If foundations decide ‘there is only one answer to all these questions, now let’s go fund,’ I think the society loses something, if all foundations decide that.
How do you evaluate what falls into that category of challenging each other’s views — which I feel your two examples fall into — versus that broader challenge to philanthropic freedom? Doris Duke was able to go forward and fund those various projects related to digital platforms as you saw fit, right?
But Michael, that’s not really how the public debate works, right? There are some people who would say, in a discussion about how the public safety function should be reorganized: ‘Look, we got to agree to disagree.’ There are also plenty of people who say, with conviction: ‘If you believe that, then you are endorsing racism. Then you are going to be complicit in racism. That will lead to racism.’
The same thing could be said about competition. Some people might say, look, ‘I think view X is right, you think view X is wrong, and we’re just gonna have to agree to disagree.’ Other people will say, ‘If you truly endorse view Y, then you are endorsing unfettered corporate power over consumers.’ That’s the nature of the public debate.
By the way, that’s not always analytically wrong. Those are the stakes. If two people have competing solutions for how to solve the problem of police racism — or corporate consolidation and coercion — those are the stakes. The stakes may really be the actual abundance of that harm in the society.

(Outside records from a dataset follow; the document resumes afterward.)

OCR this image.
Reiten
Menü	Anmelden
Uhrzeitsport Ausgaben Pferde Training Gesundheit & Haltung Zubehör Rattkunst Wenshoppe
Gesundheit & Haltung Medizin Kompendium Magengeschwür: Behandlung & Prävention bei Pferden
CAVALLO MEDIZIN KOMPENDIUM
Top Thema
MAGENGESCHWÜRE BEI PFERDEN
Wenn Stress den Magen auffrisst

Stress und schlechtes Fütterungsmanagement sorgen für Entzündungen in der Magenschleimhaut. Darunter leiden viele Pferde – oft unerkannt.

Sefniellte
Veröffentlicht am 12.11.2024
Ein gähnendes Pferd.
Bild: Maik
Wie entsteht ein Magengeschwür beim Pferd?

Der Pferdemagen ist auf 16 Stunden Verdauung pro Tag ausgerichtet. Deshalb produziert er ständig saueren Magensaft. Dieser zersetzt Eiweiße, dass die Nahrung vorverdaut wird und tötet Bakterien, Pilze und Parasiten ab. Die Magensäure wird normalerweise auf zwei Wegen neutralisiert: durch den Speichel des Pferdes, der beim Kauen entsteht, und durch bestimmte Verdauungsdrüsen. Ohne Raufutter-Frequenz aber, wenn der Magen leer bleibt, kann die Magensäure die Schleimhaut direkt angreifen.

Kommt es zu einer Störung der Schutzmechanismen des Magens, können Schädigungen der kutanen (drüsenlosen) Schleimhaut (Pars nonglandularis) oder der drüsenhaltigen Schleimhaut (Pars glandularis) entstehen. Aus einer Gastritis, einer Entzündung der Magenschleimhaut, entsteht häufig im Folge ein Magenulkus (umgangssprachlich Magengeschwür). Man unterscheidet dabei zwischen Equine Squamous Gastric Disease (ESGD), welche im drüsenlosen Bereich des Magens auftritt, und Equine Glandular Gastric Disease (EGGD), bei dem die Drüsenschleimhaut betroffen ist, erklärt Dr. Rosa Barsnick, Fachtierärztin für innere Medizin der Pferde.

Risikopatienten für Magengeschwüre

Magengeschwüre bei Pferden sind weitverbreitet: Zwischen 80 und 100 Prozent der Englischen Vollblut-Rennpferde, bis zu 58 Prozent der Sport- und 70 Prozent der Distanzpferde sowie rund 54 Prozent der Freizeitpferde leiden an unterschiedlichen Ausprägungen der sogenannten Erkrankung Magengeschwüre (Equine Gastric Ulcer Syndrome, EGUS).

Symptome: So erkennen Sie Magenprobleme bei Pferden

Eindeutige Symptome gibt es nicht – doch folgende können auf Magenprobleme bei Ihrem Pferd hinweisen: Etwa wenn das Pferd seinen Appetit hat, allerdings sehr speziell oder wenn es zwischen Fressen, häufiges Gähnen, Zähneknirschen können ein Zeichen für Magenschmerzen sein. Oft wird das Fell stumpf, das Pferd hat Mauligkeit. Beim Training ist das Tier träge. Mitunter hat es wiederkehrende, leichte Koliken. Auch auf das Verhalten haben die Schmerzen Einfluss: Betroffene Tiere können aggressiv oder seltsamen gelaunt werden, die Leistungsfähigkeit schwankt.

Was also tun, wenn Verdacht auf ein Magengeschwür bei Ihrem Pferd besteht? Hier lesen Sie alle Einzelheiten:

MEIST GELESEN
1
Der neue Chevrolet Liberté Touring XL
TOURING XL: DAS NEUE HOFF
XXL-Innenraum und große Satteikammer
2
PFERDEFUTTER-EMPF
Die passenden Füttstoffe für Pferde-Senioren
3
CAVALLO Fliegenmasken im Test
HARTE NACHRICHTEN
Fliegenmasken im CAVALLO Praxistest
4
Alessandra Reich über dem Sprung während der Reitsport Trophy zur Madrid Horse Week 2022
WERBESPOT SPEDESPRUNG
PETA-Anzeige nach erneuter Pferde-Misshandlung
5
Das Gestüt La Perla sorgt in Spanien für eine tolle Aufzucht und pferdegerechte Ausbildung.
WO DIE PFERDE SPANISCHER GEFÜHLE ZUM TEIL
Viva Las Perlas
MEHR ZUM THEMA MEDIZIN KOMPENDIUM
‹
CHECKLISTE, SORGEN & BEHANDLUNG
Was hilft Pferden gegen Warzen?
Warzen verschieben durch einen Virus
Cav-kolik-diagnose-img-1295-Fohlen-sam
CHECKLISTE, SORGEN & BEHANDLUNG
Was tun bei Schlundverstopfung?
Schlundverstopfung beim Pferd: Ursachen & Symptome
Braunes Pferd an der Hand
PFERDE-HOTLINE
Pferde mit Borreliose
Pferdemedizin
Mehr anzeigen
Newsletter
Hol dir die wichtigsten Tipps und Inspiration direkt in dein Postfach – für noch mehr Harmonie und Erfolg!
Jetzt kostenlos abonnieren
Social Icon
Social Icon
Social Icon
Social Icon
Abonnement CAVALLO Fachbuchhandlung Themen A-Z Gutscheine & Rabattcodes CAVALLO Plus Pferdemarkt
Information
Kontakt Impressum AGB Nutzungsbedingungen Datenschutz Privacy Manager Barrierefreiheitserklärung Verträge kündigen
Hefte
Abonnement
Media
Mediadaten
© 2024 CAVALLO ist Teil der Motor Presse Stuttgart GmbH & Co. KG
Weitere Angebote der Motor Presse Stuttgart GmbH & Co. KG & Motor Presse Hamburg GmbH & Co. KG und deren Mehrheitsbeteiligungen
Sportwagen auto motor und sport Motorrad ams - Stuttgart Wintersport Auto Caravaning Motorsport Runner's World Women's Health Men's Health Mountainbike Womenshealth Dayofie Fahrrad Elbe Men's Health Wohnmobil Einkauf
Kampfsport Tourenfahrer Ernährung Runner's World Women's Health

That’s the humility that animated my desire to be a part of and contribute to the piece — that it’s impossible to know with certainty. One of the values of the deliberative space in democracy is that we can actually have a discussion over time — and we can actually see what approaches work better and worse. That doesn’t mean you resource every approach equally, or that you say at the end of every debate: ‘Let’s try everything.’
There are people in this country whose faith doctrines lead them to conclusions that I find fundamentally offensive. I think they have the right to worship and associate. I am nauseated by some of the things I hear them say — or imagine they say — and that I actively work against in my personal life and probably Doris Duke Foundation works against some of the things they’re trying to bring about.
The op-ed was not arguing that we should fund those groups or those ideas. It’s just asking us to think very carefully about when we should say they have no right to exist or associate.
As a reporter, I see a huge gap between the critiques leveled in private of foundations, their approaches and the ways they fund versus what’s leveled in public. The op-ed seemed to suggest there exists a level of critique that, to me, isn’t reflective of what I see. There’s a lot of general critiques, but there’s a lot more said outside of the public sphere.
Some of that might be said in public to us. There was nothing after the op-ed was published that I haven’t had said to my face. One thing I learned is that writing this helped to bring out views that maybe weren’t being made publicly enough. That’s a great thing. Hopefully, it will encourage and embolden others.
We have a lot of criteria that we apply to figure out who we should fund and how. One of them is not that they need to agree with us about anything. I really believe in that — and saying it isn’t enough. You’ve got to back it up and show you are committed to it. Hopefully, our piece — that calls for the power of debate and discussion — will embolden people to take that entreaty and invitation seriously.